Лиля еще некоторое время ворчала. Евгений Лазарев по-прежнему вежливо улыбался, но глаза его смотрели уже печально. Наверное, он решил, что раз Лиля намеревается «соскочить» с работы, то Чащин его тоже погонит.

– Нет-нет, вы не переживайте! – спохватилась Лиля. – Попробуем придумать сюжет, да. Обязательно. Вдруг что-то получится.

– Тогда хорошо бы обменяться координатами?

– Сейчас… – Лиля достала из сумочки визитку. – Тут мой городской, номер моего сотового… И электронный адрес. Спишемся, созвонимся чуть позже, да?

Евгений протянул Лиле обычный листок бумаги со своими данными (вероятно, записал заранее). «Боже, как странно, сделать визитку – это же копейки какие-то…»

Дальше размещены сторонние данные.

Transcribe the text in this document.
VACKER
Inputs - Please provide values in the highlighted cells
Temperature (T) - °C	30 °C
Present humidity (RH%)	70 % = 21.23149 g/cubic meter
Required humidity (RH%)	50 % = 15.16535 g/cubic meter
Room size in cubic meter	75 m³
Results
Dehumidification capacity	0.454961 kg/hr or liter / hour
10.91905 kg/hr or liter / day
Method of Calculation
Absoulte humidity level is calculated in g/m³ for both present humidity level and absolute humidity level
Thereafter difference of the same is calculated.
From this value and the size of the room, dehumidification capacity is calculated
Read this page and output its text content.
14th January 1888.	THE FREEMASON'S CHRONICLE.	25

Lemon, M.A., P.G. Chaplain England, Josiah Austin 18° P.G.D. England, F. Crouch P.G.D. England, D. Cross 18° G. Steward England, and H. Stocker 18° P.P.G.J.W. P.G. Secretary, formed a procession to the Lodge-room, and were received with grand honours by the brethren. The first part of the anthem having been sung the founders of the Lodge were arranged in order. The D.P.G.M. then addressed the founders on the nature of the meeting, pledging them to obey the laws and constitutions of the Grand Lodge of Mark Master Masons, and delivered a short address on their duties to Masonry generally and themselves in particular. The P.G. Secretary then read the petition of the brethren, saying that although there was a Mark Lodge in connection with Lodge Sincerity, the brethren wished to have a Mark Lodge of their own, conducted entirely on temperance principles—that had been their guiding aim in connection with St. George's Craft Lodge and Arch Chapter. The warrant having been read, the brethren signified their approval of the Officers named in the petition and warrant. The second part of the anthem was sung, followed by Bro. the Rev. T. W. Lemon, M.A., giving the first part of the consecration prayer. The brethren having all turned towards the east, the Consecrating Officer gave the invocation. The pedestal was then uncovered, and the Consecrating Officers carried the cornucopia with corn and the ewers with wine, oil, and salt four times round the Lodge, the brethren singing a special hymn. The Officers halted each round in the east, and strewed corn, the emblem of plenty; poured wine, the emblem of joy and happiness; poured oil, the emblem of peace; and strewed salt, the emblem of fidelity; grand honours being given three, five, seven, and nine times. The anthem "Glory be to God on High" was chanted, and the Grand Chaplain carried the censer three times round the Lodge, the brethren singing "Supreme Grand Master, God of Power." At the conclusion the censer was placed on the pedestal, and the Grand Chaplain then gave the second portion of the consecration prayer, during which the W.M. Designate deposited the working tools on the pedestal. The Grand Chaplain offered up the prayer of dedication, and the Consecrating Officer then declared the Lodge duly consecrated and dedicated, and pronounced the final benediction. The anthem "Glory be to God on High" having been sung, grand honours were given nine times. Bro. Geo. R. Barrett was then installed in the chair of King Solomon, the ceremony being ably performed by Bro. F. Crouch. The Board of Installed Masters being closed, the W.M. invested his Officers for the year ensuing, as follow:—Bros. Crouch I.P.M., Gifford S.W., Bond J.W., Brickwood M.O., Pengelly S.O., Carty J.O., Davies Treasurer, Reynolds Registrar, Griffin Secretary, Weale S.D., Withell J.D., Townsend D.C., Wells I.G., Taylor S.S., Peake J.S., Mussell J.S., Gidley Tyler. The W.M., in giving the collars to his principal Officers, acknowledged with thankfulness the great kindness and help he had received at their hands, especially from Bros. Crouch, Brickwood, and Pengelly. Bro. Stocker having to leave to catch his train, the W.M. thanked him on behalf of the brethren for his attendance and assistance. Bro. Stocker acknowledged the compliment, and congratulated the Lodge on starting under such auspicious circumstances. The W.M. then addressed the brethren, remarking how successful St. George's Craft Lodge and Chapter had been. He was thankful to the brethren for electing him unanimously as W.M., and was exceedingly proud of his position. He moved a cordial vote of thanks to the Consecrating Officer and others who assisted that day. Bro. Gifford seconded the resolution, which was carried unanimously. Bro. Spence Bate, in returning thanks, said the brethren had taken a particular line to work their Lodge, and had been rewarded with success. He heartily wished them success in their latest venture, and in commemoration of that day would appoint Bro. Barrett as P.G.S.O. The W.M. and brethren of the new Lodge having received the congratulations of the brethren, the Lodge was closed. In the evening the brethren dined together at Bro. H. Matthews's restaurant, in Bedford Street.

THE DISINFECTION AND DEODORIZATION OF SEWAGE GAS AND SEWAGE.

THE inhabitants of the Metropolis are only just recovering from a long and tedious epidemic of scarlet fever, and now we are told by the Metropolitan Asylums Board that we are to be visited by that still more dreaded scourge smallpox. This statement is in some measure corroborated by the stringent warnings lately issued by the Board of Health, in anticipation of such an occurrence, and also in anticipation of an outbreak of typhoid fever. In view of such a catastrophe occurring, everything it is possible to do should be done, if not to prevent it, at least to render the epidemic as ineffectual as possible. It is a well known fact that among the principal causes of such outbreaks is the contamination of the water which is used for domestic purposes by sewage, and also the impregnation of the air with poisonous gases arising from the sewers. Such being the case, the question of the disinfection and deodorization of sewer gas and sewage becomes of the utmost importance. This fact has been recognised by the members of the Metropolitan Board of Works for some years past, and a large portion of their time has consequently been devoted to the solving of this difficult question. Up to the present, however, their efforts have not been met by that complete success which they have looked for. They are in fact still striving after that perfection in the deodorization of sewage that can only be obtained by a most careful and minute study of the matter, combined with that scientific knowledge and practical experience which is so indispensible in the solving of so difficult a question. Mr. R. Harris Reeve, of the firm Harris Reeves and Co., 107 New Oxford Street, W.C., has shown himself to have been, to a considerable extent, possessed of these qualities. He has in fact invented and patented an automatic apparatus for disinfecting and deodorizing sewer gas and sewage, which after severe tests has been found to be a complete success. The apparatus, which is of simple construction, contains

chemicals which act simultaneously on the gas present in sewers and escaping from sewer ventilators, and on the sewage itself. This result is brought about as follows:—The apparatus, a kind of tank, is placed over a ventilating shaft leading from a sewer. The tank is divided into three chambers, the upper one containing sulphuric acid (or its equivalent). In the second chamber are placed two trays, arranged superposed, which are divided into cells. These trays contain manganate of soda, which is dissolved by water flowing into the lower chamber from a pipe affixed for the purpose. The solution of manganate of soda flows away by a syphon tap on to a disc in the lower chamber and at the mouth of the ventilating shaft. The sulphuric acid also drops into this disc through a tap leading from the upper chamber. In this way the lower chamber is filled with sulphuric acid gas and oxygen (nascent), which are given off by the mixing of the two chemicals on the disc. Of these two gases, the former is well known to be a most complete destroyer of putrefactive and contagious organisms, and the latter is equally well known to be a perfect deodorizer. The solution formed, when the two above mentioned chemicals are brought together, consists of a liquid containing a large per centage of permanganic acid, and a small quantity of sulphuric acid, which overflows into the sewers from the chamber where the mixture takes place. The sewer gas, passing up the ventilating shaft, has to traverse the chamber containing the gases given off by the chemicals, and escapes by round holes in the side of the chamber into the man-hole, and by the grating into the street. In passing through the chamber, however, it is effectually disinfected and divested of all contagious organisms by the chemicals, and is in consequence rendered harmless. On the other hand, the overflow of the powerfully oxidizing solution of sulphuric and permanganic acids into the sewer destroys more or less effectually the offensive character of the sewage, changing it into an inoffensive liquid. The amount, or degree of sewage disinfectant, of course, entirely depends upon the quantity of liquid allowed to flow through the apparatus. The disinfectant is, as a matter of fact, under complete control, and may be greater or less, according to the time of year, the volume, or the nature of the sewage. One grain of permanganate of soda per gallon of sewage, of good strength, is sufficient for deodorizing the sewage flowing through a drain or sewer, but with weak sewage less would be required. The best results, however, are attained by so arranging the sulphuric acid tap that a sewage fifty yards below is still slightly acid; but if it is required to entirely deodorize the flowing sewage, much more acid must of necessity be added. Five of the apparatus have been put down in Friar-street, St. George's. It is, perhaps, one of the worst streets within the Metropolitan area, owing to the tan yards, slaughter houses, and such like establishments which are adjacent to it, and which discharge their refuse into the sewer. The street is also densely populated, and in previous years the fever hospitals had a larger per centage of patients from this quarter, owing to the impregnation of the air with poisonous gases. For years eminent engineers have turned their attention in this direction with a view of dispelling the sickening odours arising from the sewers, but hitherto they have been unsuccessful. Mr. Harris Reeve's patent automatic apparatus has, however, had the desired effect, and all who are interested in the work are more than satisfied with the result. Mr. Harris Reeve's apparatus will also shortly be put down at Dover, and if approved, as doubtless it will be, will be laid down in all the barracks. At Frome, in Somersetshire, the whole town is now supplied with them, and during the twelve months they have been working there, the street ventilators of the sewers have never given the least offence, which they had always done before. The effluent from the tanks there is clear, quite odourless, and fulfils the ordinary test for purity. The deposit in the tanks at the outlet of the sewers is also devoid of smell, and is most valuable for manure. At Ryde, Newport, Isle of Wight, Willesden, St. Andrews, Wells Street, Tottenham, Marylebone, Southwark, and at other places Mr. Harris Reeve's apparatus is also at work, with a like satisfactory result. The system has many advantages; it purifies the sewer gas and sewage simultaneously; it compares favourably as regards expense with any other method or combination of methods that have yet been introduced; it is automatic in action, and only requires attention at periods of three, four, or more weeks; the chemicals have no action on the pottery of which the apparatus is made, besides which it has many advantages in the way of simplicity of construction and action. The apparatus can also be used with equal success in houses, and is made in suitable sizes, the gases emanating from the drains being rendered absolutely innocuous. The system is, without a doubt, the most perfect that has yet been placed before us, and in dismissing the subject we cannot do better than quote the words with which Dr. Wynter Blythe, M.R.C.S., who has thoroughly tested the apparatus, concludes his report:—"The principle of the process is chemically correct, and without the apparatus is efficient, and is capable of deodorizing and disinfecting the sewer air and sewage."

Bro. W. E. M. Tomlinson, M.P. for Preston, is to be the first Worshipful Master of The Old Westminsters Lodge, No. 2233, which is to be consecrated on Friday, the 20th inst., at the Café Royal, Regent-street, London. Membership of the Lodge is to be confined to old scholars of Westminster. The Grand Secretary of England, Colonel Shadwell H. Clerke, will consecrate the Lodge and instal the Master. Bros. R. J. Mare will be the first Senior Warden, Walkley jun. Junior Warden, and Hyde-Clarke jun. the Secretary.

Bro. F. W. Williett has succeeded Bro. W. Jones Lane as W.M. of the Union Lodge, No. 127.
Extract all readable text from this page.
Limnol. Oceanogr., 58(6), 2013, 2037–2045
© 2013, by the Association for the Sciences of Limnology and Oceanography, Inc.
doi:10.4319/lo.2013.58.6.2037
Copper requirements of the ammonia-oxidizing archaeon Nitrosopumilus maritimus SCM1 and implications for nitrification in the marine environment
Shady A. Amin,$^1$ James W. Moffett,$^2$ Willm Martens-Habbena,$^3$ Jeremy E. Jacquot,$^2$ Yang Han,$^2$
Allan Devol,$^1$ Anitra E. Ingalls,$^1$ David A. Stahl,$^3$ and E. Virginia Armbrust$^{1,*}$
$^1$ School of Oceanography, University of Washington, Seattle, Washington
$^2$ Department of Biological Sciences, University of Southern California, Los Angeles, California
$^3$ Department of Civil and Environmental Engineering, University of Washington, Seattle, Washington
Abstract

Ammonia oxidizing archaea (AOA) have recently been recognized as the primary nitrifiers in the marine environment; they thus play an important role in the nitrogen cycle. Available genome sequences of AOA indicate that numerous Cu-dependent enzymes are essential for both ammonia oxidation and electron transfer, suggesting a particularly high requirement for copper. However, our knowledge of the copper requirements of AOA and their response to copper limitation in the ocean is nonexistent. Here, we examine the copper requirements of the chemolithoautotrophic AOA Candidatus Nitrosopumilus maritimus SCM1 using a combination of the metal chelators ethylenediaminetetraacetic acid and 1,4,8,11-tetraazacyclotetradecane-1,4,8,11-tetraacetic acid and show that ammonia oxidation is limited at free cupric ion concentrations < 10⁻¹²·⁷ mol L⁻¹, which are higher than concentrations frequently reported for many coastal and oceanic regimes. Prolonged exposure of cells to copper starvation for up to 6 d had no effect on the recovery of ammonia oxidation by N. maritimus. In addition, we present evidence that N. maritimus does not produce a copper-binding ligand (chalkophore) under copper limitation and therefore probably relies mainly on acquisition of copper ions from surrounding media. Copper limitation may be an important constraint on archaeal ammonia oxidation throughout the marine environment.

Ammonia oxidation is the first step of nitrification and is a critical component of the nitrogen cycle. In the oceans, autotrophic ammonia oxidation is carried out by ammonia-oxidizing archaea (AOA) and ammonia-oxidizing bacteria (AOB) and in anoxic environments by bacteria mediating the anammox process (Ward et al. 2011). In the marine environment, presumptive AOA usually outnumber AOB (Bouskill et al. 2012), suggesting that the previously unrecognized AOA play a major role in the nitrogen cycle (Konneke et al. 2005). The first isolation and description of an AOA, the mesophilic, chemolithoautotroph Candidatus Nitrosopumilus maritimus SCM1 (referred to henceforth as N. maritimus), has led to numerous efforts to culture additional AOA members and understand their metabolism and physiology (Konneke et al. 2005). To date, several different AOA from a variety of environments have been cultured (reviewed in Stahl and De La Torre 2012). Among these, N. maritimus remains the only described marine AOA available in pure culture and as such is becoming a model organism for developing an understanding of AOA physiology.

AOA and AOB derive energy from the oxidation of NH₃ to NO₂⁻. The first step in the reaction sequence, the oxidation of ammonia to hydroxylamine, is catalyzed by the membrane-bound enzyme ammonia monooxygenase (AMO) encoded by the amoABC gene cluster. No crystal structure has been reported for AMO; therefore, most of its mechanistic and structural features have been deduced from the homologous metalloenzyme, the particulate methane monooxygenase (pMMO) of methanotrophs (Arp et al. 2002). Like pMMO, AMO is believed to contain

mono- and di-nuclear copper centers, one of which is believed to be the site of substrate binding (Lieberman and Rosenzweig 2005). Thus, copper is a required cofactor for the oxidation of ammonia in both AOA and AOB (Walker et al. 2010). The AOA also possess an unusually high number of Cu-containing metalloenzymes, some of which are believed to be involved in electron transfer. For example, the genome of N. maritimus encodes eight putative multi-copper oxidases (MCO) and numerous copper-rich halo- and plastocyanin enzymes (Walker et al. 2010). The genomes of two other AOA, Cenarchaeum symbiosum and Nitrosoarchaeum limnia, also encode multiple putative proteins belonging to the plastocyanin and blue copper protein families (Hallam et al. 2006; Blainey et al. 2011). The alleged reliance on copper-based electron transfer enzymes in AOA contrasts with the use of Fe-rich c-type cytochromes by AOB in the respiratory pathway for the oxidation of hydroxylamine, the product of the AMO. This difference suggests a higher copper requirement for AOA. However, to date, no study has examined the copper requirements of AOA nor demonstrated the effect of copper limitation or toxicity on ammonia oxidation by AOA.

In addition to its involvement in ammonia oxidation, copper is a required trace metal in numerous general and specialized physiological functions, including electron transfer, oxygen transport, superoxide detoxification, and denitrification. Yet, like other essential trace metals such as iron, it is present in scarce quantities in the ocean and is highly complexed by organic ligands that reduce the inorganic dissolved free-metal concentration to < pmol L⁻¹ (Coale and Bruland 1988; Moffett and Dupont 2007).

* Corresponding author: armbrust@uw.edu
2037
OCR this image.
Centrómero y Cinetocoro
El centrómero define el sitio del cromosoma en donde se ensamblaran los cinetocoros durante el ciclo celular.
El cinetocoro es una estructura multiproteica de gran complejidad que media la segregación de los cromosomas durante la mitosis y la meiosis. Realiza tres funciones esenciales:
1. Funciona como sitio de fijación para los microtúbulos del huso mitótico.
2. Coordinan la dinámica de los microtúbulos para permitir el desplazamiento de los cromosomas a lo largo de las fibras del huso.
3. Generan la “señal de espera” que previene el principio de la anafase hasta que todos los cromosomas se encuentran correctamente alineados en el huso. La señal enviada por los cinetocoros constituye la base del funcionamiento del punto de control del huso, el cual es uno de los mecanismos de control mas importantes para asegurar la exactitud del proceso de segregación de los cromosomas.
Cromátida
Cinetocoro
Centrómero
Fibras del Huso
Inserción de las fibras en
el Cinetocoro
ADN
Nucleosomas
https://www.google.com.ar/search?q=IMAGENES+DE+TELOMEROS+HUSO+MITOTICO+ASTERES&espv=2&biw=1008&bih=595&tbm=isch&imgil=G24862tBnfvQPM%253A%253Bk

Лиля взяла листок, потом вскинула голову, глядя Евгению прямо в лицо. Смуглый, темная щетина, темно-карие глаза, длинный нос с горбинкой, впалые щеки.

– Вы русский? – спросила Лиля, и тут же разозлилась сама на себя: – Я не потому, а просто…

– У меня бабушка грузинка.

– О, заметно! – улыбнулась Лиля. И опять смутилась: – Но я не потому… Просто я патологически любопытна, мне все надо знать. Кто, что, сколько лет, откуда, как… Пока не выведаю – не успокоюсь. Да! И секретов мне тоже доверять нельзя, сразу предупреждаю.

– Мне тридцать семь лет. Москвич. В браке двенадцать лет. Сыну Ленечке шесть… Что еще? – Он задумчиво почесал бровь. – Пью, курю иногда… О других вредных привычках рассказывать?

– Простите… – морщась уже всем лицом, пробормотала Лиля. – Только я не хотела выпытывать буквально все. Мой характер дурацкий, еще раз простите!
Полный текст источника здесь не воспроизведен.